平凡な毎日に恋という名の調味料(スパイス)を
「開店準備資金で、ローン背負ってても?」
「この店なら、そんなのすぐに返せます」
「土日が休みじゃなくて、なかなか遊びに連れてってあげられなくても?」
「大丈夫です。定休日に会わせて有給取りますから。それに、出かけないとできないような特別な趣味も持っていない、THE平凡OLですから」

自慢にならないようなことを胸を張って自慢する。「いいかげん、くどいですよ」と開き直った。

と。コツン、とおでこに晃さんのおでこが当たる。睫毛が絡み合うかと思うほどに近い顔に息を呑んだ。
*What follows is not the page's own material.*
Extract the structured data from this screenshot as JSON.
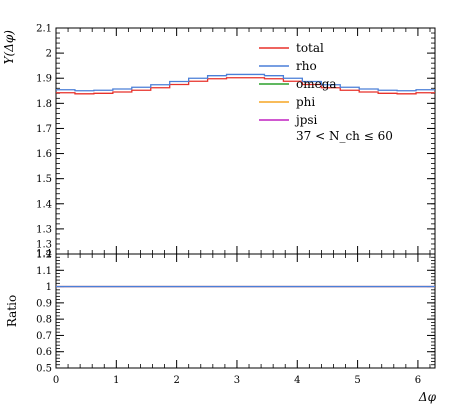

「平凡なんかじゃないよ。礼子ちゃんは俺を有頂天にさせる天才だ。それに――」

ふわりと両腕に包まれる。わたしの首元に顔を埋めて、晃さんはクン、と鼻を鳴らした。

「美味しそうな匂いがするのは、礼子ちゃんのほう」

密やかに甘やかに囁かれれば、熱い吐息を素肌に感じてますます動悸が速まっていく。

「俺の料理で、礼ちゃんを幸せにしてあげたい。そしてその笑顔を、ずっと傍で見ていたい」
「任せてください。晃さんの料理を食べたら、どんなに辛いときでも笑えるような気がします」

もう絶対、玉子焼きを食べても涙なんか流さない。流さなくてすむのだと、肩に感じる重みで知った。
それがふいに軽くなって、背中に回っていたはずの手が頬に添えられ、優しく持ち上げられる。続く行動が想像できて思わず――。

「め、眼鏡は、朝だけなんですね」
「うん。調理の時の蒸気で曇ったり、ずり落ちてくると面倒だからコンタクト。……ダメ、かな?」

なにを? なんて聞くだけ野暮だ。だけど心と身体の準備がまだできていない。女子にはいろいろと事情があるんですっ!

「イヤ、ではないのです、けど」
「けど?」

そんな甘えるような切ない瞳で見つめられたら、とても酷いことをしている気分に襲われる。罪悪感にさいなまれ頷きかけたそのときだ。